Der Neuanfang der Vertriebenen verlief alles andere als reibungslos. Die Vertriebenen galten als „Fremde“. Viele suchten Halt in eigenen Verbänden, Landsmannschaften und Kirchengemeinden. Sie pflegten Bräuche, Dialekte und das Gedenken an die verlorene Heimat. Doch der Druck, sich anzupassen, war groß. Erst die zweite Generation wurde richtig heimisch.
Thema Rückkehr führte jahrzehntelang zu Kritik
Über Jahrzehnte hinweg war das Thema Rückkehr in die alte Heimat und die Frage nach den deutschen Ostgebieten ein zentrales Anliegen der Vertriebenenverbände. Dies führte immer wieder zu Kritik: Man warf ihnen Revanchismus vor, politische Einflussnahme und eine Verharmlosung der NS-Verbrechen. Erst mit der Ostpolitik der 1970er Jahre wandelte sich das Selbstverständnis der Verbände. Heute stehen Erinnerungskultur, Versöhnung und Minderheitenschutz im Vordergrund.

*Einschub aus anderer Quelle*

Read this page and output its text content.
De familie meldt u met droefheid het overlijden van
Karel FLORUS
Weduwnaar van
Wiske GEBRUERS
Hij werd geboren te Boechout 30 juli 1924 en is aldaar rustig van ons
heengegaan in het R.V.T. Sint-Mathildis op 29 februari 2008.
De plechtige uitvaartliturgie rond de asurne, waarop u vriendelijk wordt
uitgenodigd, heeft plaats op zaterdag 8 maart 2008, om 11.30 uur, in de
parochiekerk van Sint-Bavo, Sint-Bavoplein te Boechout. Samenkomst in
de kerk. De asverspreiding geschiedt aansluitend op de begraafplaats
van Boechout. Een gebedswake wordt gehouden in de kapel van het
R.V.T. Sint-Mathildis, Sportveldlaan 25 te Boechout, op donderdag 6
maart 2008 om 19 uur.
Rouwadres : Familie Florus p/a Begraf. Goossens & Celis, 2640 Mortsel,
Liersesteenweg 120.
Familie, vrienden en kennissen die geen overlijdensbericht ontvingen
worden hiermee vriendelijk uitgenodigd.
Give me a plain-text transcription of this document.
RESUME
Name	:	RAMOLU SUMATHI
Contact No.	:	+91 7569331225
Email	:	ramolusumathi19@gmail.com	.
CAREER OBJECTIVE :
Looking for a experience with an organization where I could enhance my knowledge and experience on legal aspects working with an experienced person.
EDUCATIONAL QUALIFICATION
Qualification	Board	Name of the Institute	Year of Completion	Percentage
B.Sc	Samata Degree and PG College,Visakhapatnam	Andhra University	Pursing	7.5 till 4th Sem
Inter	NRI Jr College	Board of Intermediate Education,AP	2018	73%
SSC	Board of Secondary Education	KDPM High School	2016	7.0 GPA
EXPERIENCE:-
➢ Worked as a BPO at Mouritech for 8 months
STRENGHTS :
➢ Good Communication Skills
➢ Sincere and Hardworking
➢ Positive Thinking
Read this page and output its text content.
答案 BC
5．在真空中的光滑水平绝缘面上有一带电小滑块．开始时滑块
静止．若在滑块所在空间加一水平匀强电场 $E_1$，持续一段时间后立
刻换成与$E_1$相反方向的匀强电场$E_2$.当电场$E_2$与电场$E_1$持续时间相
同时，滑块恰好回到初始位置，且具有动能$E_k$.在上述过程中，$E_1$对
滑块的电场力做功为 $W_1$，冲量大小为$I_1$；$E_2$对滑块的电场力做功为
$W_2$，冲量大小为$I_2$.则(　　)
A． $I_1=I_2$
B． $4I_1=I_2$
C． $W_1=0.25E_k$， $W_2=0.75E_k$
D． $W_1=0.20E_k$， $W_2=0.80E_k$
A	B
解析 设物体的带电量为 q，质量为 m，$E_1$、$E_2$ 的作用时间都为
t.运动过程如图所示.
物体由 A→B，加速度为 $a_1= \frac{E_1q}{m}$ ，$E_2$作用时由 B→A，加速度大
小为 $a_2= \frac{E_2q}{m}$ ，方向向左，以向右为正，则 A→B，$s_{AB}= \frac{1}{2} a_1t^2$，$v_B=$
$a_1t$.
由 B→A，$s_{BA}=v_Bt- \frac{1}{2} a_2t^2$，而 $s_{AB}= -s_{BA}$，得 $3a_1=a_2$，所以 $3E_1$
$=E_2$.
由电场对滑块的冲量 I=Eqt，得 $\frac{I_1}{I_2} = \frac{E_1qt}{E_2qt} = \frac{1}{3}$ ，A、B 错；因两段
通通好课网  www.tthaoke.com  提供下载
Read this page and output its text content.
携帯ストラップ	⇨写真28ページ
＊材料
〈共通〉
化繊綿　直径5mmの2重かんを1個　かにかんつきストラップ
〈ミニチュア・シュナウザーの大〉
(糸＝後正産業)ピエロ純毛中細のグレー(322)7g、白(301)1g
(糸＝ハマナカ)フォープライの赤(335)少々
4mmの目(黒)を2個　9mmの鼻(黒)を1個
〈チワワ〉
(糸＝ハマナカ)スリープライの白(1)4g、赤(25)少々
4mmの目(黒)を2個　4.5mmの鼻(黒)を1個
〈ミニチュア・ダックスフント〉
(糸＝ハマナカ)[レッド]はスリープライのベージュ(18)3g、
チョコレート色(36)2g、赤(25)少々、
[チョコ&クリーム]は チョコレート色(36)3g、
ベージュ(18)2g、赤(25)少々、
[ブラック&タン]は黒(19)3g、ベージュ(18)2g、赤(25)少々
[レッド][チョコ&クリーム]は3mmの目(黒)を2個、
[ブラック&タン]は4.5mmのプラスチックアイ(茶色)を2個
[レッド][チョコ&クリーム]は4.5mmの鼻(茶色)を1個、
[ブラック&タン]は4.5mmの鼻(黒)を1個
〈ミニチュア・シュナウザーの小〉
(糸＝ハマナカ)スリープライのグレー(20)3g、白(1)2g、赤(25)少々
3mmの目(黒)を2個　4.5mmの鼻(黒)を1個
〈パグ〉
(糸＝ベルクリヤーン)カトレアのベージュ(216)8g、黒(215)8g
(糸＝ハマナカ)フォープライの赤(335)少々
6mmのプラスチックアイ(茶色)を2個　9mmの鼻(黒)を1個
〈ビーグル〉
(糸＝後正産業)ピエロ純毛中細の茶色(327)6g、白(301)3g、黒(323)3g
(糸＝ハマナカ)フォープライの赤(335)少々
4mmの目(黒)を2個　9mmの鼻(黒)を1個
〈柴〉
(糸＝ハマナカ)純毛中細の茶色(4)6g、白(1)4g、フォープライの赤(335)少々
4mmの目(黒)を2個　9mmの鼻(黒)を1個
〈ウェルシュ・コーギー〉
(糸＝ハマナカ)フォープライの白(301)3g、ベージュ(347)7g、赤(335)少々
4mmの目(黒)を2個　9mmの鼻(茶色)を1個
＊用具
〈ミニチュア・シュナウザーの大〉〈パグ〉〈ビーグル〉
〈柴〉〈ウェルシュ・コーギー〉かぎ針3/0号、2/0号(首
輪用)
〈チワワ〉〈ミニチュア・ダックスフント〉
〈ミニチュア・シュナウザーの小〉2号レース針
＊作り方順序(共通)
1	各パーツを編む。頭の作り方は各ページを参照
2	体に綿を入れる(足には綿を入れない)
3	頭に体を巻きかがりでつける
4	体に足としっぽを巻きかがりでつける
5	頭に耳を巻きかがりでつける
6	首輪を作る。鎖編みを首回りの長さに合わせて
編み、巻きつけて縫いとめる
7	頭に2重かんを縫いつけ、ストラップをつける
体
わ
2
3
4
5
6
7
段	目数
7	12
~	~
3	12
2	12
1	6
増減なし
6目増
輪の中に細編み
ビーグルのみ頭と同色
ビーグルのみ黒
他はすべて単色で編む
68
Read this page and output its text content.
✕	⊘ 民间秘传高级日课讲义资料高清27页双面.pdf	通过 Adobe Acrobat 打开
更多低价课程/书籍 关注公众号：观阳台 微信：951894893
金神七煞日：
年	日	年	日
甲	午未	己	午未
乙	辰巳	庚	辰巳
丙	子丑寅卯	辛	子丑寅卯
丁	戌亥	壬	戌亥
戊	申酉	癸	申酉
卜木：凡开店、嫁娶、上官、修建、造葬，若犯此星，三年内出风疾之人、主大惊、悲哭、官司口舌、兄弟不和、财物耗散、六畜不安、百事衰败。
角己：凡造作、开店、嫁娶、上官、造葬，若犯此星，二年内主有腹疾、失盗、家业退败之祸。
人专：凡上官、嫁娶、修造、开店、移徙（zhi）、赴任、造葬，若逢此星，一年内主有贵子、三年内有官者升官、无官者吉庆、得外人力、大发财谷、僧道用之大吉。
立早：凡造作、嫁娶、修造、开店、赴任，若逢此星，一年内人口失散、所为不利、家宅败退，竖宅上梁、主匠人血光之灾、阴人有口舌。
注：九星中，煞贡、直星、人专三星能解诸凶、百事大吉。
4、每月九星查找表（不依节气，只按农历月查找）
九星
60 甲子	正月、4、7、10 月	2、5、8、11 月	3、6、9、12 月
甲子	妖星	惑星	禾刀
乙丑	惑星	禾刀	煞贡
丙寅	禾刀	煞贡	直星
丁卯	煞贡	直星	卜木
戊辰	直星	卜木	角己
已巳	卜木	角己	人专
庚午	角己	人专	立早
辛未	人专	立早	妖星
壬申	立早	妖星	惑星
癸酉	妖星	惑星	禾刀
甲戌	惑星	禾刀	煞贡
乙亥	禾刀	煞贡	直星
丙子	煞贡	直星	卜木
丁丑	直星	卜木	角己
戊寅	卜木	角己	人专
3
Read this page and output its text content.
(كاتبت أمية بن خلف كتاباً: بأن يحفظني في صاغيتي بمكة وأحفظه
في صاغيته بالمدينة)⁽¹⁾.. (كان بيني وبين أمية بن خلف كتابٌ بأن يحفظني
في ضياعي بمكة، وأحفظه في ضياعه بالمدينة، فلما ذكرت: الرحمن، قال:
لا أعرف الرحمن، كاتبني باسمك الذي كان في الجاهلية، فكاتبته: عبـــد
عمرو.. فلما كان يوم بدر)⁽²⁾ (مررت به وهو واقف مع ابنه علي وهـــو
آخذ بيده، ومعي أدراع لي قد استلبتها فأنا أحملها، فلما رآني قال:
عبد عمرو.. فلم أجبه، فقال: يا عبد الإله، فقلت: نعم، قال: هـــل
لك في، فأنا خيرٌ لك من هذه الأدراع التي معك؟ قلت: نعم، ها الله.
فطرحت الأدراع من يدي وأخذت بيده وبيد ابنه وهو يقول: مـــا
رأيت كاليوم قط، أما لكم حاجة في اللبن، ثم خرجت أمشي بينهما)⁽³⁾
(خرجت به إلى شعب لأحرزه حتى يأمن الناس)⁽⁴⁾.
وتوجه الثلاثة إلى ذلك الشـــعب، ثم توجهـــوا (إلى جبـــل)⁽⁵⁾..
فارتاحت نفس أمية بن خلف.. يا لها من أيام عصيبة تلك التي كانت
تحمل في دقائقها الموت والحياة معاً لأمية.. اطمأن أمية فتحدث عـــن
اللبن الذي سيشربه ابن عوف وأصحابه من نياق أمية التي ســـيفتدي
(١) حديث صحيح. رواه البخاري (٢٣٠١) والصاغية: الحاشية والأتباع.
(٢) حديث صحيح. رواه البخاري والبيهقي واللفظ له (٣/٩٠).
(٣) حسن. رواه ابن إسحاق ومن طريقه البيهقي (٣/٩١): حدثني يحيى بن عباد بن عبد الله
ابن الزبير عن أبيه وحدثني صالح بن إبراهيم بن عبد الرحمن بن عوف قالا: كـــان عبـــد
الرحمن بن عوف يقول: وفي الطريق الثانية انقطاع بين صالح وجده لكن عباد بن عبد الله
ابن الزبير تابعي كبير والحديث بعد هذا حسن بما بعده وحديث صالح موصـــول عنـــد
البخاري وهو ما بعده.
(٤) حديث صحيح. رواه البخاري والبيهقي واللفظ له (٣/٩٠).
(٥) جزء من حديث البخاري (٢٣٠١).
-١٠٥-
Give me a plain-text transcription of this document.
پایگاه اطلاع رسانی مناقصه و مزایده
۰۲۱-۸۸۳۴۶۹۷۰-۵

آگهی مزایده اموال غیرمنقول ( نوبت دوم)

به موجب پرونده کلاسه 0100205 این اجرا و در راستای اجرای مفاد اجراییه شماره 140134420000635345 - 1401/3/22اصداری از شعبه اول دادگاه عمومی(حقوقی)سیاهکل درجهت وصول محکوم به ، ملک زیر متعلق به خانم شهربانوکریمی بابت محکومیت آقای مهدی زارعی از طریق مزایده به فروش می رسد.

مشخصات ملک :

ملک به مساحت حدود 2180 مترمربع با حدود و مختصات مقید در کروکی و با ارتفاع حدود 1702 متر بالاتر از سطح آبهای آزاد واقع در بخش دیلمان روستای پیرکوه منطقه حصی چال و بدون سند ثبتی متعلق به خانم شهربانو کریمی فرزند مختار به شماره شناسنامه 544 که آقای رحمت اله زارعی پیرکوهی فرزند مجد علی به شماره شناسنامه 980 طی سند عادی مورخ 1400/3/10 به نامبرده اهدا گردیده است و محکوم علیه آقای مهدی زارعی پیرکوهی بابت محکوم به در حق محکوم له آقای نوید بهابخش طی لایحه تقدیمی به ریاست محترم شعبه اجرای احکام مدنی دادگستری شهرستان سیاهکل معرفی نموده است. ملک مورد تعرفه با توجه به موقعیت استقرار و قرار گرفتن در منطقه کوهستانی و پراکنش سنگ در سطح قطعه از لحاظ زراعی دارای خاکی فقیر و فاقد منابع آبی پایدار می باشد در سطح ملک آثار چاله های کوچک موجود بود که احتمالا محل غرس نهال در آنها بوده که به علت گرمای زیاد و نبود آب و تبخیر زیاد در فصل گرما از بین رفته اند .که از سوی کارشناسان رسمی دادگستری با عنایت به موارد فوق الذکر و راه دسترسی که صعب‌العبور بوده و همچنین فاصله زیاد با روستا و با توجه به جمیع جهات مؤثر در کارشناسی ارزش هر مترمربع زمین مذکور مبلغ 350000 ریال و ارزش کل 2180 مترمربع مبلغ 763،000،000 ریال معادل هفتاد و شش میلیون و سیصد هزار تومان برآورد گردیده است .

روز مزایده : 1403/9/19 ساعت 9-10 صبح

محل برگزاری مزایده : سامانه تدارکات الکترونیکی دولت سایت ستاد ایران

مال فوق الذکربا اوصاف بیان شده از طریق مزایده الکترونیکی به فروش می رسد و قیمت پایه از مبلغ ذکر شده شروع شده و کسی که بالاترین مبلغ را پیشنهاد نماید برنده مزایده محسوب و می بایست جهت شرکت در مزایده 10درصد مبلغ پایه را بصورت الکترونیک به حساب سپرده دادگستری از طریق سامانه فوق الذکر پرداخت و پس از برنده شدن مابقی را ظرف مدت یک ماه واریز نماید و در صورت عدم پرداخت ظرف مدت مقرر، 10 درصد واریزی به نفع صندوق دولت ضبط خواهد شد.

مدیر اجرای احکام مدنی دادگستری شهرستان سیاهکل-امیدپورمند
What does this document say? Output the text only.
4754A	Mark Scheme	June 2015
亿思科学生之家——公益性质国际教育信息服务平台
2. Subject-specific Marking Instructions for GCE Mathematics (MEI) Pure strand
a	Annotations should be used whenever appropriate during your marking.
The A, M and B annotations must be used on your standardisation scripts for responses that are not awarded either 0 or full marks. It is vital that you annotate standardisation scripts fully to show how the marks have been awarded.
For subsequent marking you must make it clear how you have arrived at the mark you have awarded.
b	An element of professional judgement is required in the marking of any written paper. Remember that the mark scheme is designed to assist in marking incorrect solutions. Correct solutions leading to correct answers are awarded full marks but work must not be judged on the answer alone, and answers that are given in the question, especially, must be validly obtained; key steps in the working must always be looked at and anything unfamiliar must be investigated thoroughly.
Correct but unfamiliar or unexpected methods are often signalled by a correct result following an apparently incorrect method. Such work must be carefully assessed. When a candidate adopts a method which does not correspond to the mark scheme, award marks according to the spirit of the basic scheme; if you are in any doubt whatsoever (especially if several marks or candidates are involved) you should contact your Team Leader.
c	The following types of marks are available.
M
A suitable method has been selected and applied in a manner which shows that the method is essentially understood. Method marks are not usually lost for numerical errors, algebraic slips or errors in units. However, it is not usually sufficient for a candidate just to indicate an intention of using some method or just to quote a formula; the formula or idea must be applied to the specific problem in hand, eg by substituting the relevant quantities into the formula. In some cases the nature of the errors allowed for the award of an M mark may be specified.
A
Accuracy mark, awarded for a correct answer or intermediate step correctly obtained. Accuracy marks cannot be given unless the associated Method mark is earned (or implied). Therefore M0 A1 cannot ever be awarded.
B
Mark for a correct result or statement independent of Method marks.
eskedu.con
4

Die Geschichte der Vertriebenen ist längst Teil des deutschen Selbstverständnisses. Sie haben maßgeblich zum Wiederaufbau beigetragen. Doch der Weg dorthin war steinig. Die seelischen Narben, das Weinen und Klagen über den Verlust der Heimat und das Ringen um Anerkennung begleiteten viele ein Leben lang. Man mag sich an Psalm 137 erinnert fühlen: „An den Flüssen Babylons saßen wir und weinten, wenn wir an Zion dachten.“
Gerade die Kirchen boten praktische Hilfe
Seelsorge, Unterbringung, materielle Soforthilfe, Schaffen von Gemeinschaft – und wurden für viele Vertriebene zur geistlichen Heimat. Sie halfen, Traumata zu verarbeiten und Brücken zwischen „Alteingesessenen“ und „Neuankömmlingen“ zu bauen. Heute erleben wir erneut, wie Menschen aus aller Welt zu uns kommen – auf der Suche nach Schutz und einer neuen Zukunft. Auch ihnen schlagen an vielen Stellen Misstrauen und Ablehnung entgegen. Die Geschichte zeigt: Integration ist möglich, aber sie braucht Zeit, Geduld – und Bereitschaft, von beiden Seiten.
Die evangelische Kirche sieht damals wie heute im Schutz von Geflüchteten einen biblischen Auftrag. „Ich war fremd und ihr habt mich aufgenommen“, sagt Jesus. Für Christinnen und Christen ist das gelebte Nächstenliebe. Die Geschichte von Vertriebenen wie der Familie Walczak, die sich später Waldert nannte, mahnt, aufmerksam und mitfühlend zu sein für die Geschichten und Hoffnungen derer, die zu uns kommen und Schutz suchen. Heimat ist nicht nur ein Ort. Sondern ein Miteinander. Wer sich öffnet und Brücken baut, schenkt nicht nur anderen eine neue Heimat – sondern findet sie auch selbst. So wie es viele nach 1945 selbst erfahren haben oder sich zumindest gewünscht hätten.